Senior members of the local medical profession were to meet for urgent talks on Monday night to discuss the risk posed by doctors travelling back and forth to the Border from Melbourne's COVID-19 hotspots.
The move comes after Albury Wodonga Health (AWH) reiterated "our hospitals are safe" following Border Medical Association chairman Scott Giltrap's grim warning visiting medicos were putting the community in harm's way.
However the leading fertility specialist, who has been awarded an OAM for his services to regional medicine, has slammed these assurances as "rubbish".
"AWH has stated it is following best practice guidelines consistent with major metropolitan hospitals (yet) there are increasing numbers of health workers in Melbourne infected, which would indicate those measures aren't working," Mr Giltrap said as Victoria recorded a record 532 new virus cases and 6 deaths on Monday, July 27.
"Wearing masks and face shields helps decrease transmission but that is all it does."
In a further statement on Monday, AWH medical services director Glenn Davies said "there is no fool-proof infection control measure that will stop COVID-19", and added nobody could guarantee there would not be further outbreaks in the region.
He said doctors "form only a small proportion of that risk".
"This is why we have adopted a comprehensive range of measures addressing risk from patients returning from Melbourne as well as doctors, nurses, allied health, other staff and visitors."
Mr Davies said AWH continued to "watch very closely what is happening in Melbourne" and was guided by best practice infection control advice, including directives from the chief health officers.
However AWH has also acknowledged there was "no legal directive that prevents visiting doctors from returning to their principal place of residence on days off".
And Mr Davies again stressed that excluding this "critical workforce" would do more harm than good.
"The COVID pandemic hasn't stopped traffic accidents, cancer, strokes or heart attacks," he said.
"The hospital still needs to function ... put simply it would cripple our health system and cost lives."
Mr Giltrap has labelled this threatened closure of key services as "scaremongering" and "completely wrong".
He pointed out that in April, when the risk was considerably less, all elective surgery was shut down for five weeks.
Among his suggestions for a "modified system" is staggering the influx of 23 registrars due next week and running the A&E department without Melbourne locums.
"Most of these locums are here for only a few shifts at a time so preventive measures are virtually impossible in a practical sense so we need to look at other options," he said.
Mr Giltrap said "it doesn't make sense" doctors were not prevented from returning to Melbourne on days off.
"Yet if I go from Jindera to Murray Goulburn at Tangambalanga to pick up fertiliser for the farm, I have to quarantine for two weeks and can not attend work," he said.
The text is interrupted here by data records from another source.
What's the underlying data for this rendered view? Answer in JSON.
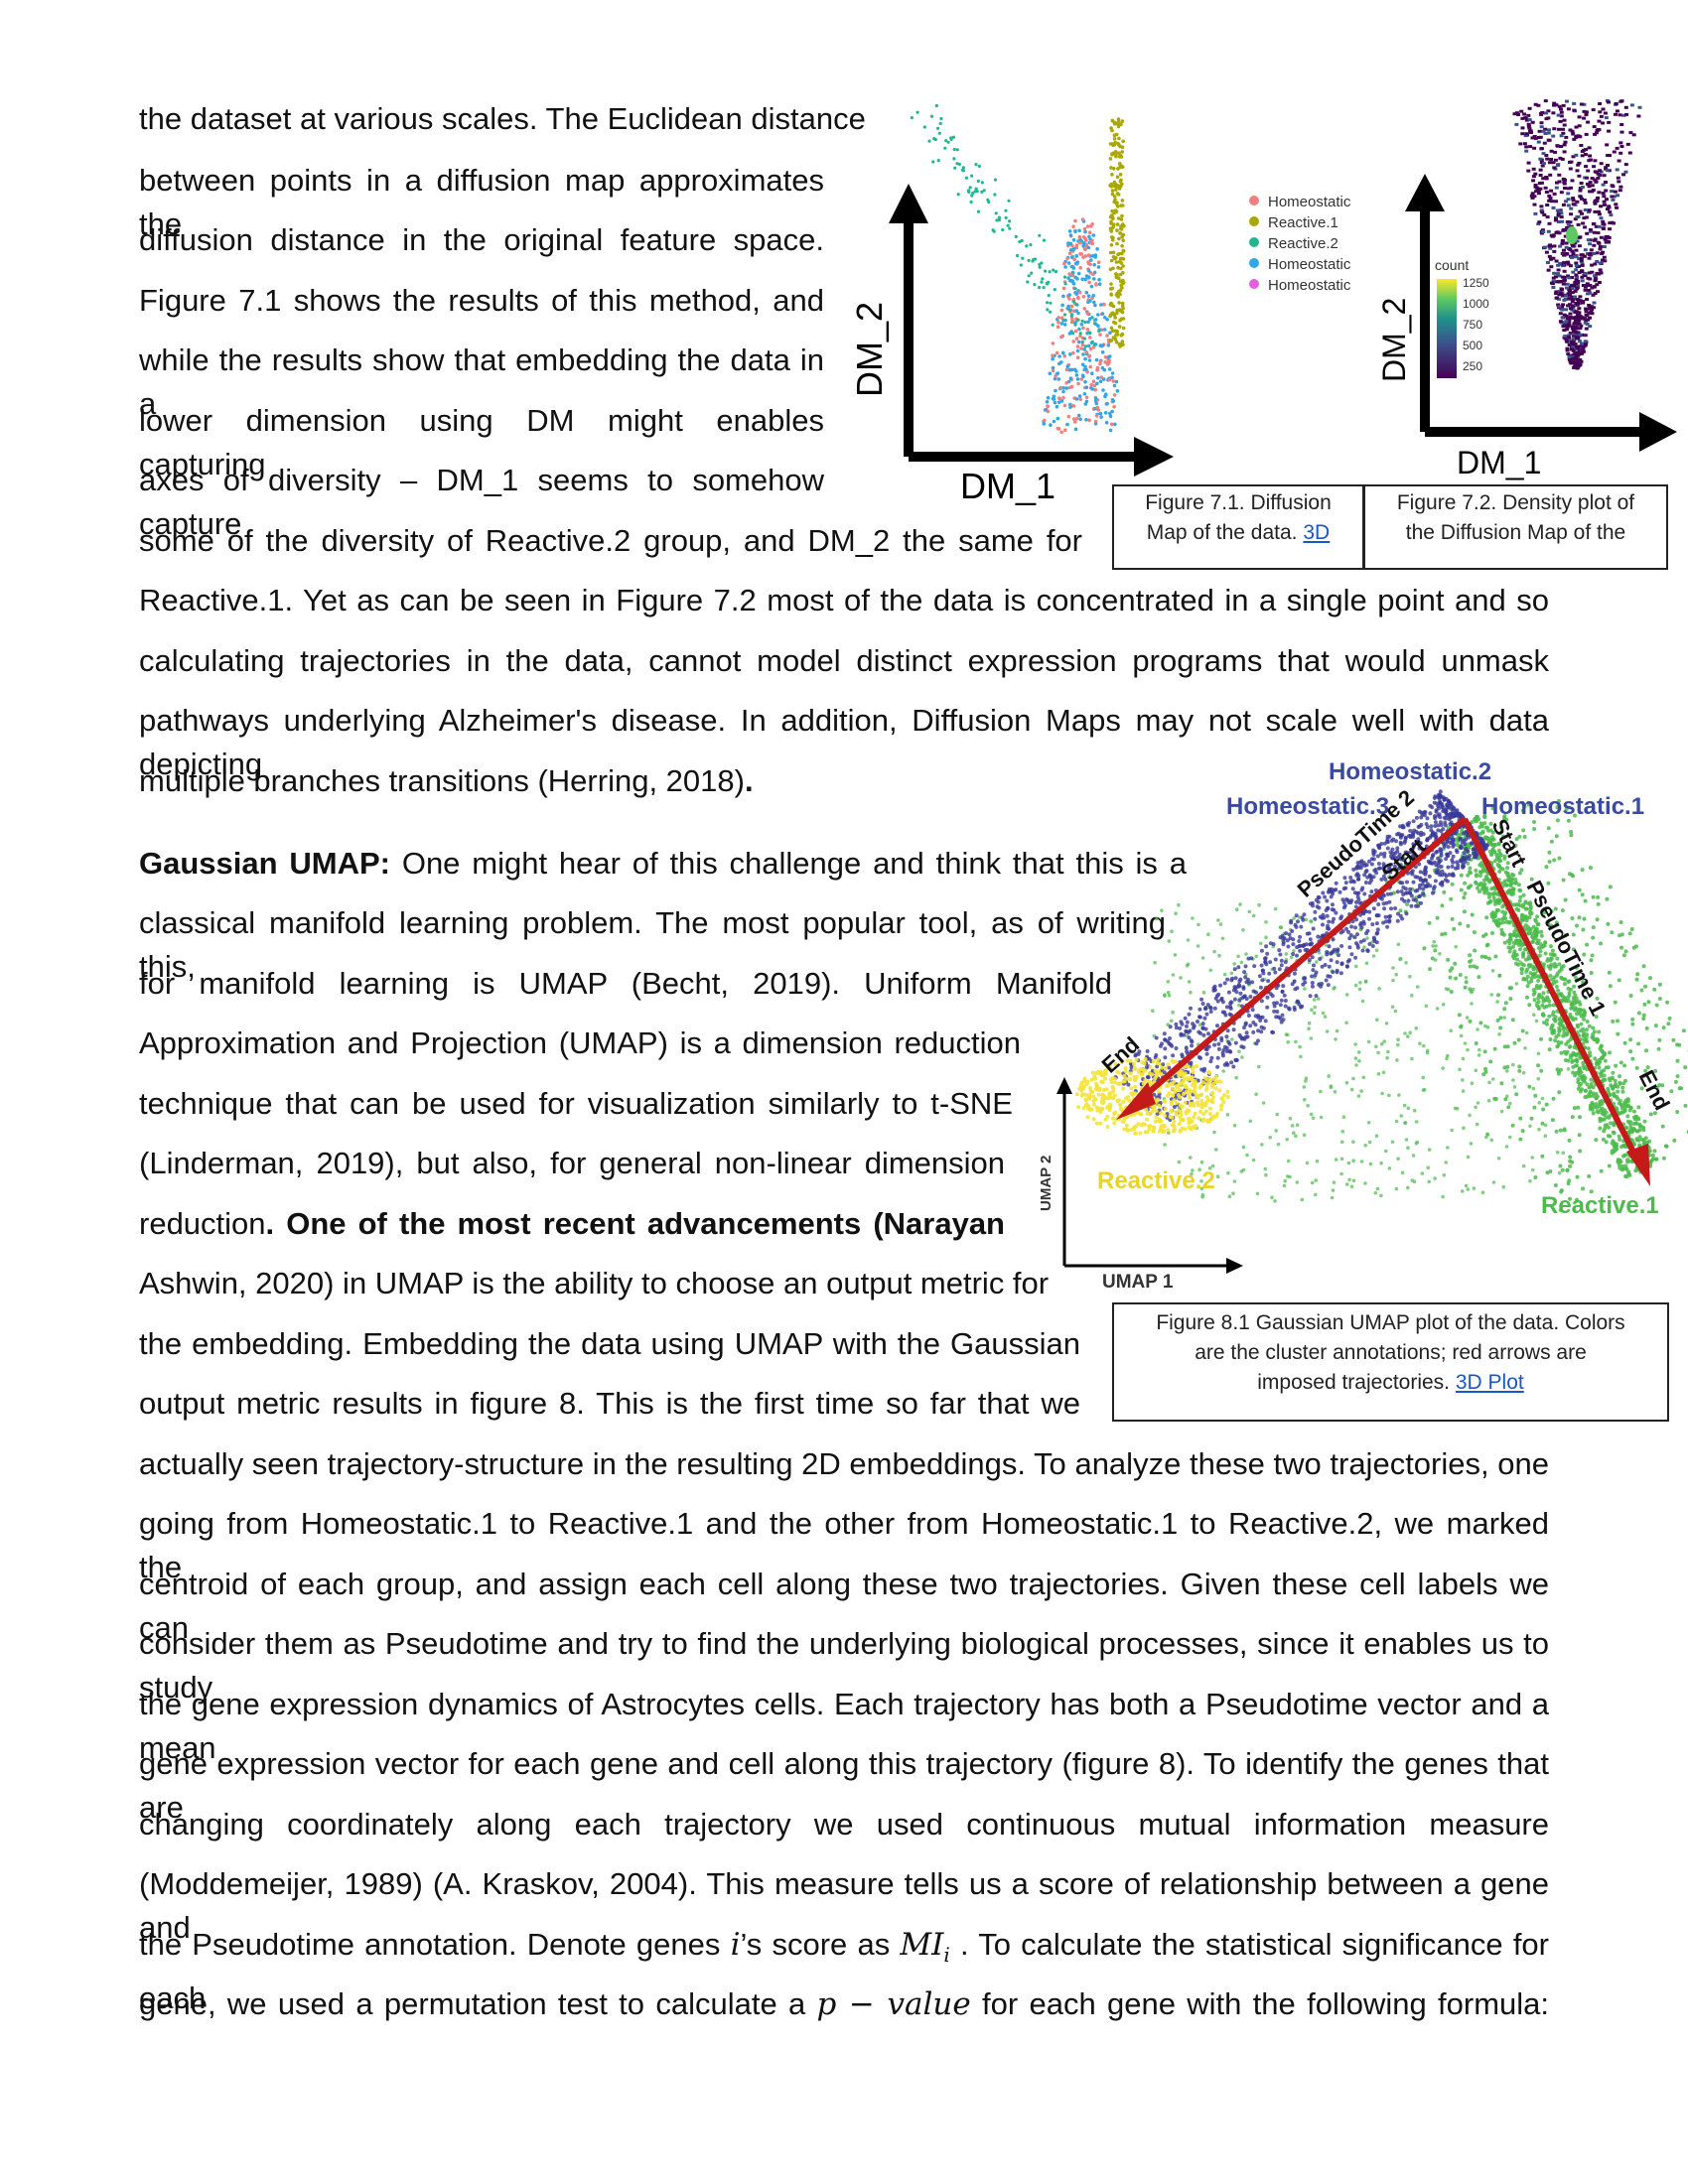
{
  "lines": [
    "the dataset at various scales. The Euclidean distance",
    "between points in a diffusion map approximates the",
    "diffusion distance in the original feature space.",
    "Figure 7.1 shows the results of this method, and",
    "while the results show that embedding the data in a",
    "lower dimension using DM might enables capturing",
    "axes of diversity – DM_1 seems to somehow capture",
    "some of the diversity of Reactive.2 group, and DM_2 the same for",
    "Reactive.1. Yet as can be seen in Figure 7.2 most of the data is concentrated in a single point and so",
    "calculating trajectories in the data, cannot model distinct expression programs that would unmask",
    "pathways underlying Alzheimer's disease. In addition, Diffusion Maps may not scale well with data depicting",
    "multiple branches transitions (Herring, 2018)",
    ".",
    "Gaussian UMAP:",
    " One might hear of this challenge and think that this is a",
    "classical manifold learning problem. The most popular tool, as of writing this,",
    "for manifold learning is UMAP (Becht, 2019). Uniform Manifold",
    "Approximation and Projection (UMAP) is a dimension reduction",
    "technique that can be used for visualization similarly to t-SNE",
    "(Linderman, 2019), but also, for general non-linear dimension",
    "reduction",
    ". One of the most recent advancements (Narayan",
    "Ashwin, 2020) in UMAP is the ability to choose an output metric for",
    "the embedding. Embedding the data using UMAP with the Gaussian",
    "output metric results in figure 8. This is the first time so far that we",
    "actually seen trajectory-structure in the resulting 2D embeddings. To analyze these two trajectories, one",
    "going from Homeostatic.1 to Reactive.1 and the other from Homeostatic.1 to Reactive.2, we marked the",
    "centroid of each group, and assign each cell along these two trajectories. Given these cell labels we can",
    "consider them as Pseudotime and try to find the underlying biological processes, since it enables us to study",
    "the gene expression dynamics of Astrocytes cells. Each trajectory has both a Pseudotime vector and a mean",
    "gene expression vector for each gene and cell along this trajectory (figure 8). To identify the genes that are",
    "changing coordinately along each trajectory we used continuous mutual information measure",
    "(Moddemeijer, 1989) (A. Kraskov, 2004). This measure tells us a score of relationship between a gene and",
    "the Pseudotime annotation. Denote genes ",
    "i",
    "’s score as ",
    "MI",
    "i",
    " . To calculate the statistical significance for each",
    "gene, we used a permutation test to calculate a ",
    "p − value",
    " for each gene with the following formula:"
  ],
  "fig71": {
    "ylabel": "DM_2",
    "xlabel": "DM_1",
    "legend": [
      "Homeostatic",
      "Reactive.1",
      "Reactive.2",
      "Homeostatic",
      "Homeostatic"
    ],
    "legend_colors": [
      "#f08080",
      "#a8a800",
      "#20b890",
      "#30a8e8",
      "#e060e0"
    ],
    "caption_line1": "Figure 7.1. Diffusion",
    "caption_line2": "Map of the data.",
    "caption_link": "3D"
  },
  "fig72": {
    "ylabel": "DM_2",
    "xlabel": "DM_1",
    "count_title": "count",
    "count_ticks": [
      "1250",
      "1000",
      "750",
      "500",
      "250"
    ],
    "caption_line1": "Figure 7.2. Density plot of",
    "caption_line2": "the Diffusion Map of the"
  },
  "fig81": {
    "labels": {
      "homeostatic2": "Homeostatic.2",
      "homeostatic3": "Homeostatic.3",
      "homeostatic1": "Homeostatic.1",
      "reactive2": "Reactive.2",
      "reactive1": "Reactive.1",
      "pseudo2": "PseudoTime 2",
      "pseudo1": "PseudoTime 1",
      "start_left": "Start",
      "start_right": "Start",
      "end_left": "End",
      "end_right": "End",
      "xaxis": "UMAP 1",
      "yaxis": "UMAP 2"
    },
    "caption_line1": "Figure 8.1 Gaussian UMAP plot of the data. Colors",
    "caption_line2": "are the cluster annotations; red arrows are",
    "caption_line3": "imposed trajectories.",
    "caption_link": "3D Plot"
  },
  "colors": {
    "homeostatic": "#3a3a9a",
    "reactive1": "#4cbb4c",
    "reactive2": "#f5e33a",
    "arrow": "#c41a1a",
    "link": "#1a56c4"
  }
}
"Our community is essentially COVID free at present but is seriously compromised by the border restrictions which have been put in place to protect NSW from infection being transmitted from Melbourne.
"Our health service is negating the whole border restrictions effort to keep us safe by not following the same preventative measures as the rest of the community is expected to follow because it will provide short-term difficulties in running the service."
Mr Giltrap also took aim at AWH's position - reiterated again on Monday - that "early detection and isolation will continue to be our first line of defence".
"It should be prevention," Mr Giltrap stated firmly.
"Local people would prefer some compromise in the health service provided rather than the introduction of this virus into our community and the deaths that will be associated with this."
"The Border Medical Association is calling an urgent meeting to discuss this and decide what action we can take."
AWH says it has learnt valuable lessons from outbreaks elsewhere, which is why it has been pro-active in implementing "a comprehensive suite of measures to help mitigate the risk of COVID transmission internally and externally".
AWH advises that visiting medical staff are COVID tested the week before they arrive and any person with symptoms, or positive cases is excluded from work.
If any doctors elect to travel to Melbourne, mostly to see their family, including young children, they are subject to the strict stage three lockdown conditions while in Melbourne and are put through a rigorous screening process upon their return, which may include a further self-isolation period.
AWH allocates accommodation that considers appropriate physical distancing for its rotating medical workforce when on placement with the health service.
Locum doctors accommodated in Albury are required to self-isolate when not at work and AWH allocates accommodation according to their requirements including self-contained options and support with food delivery services.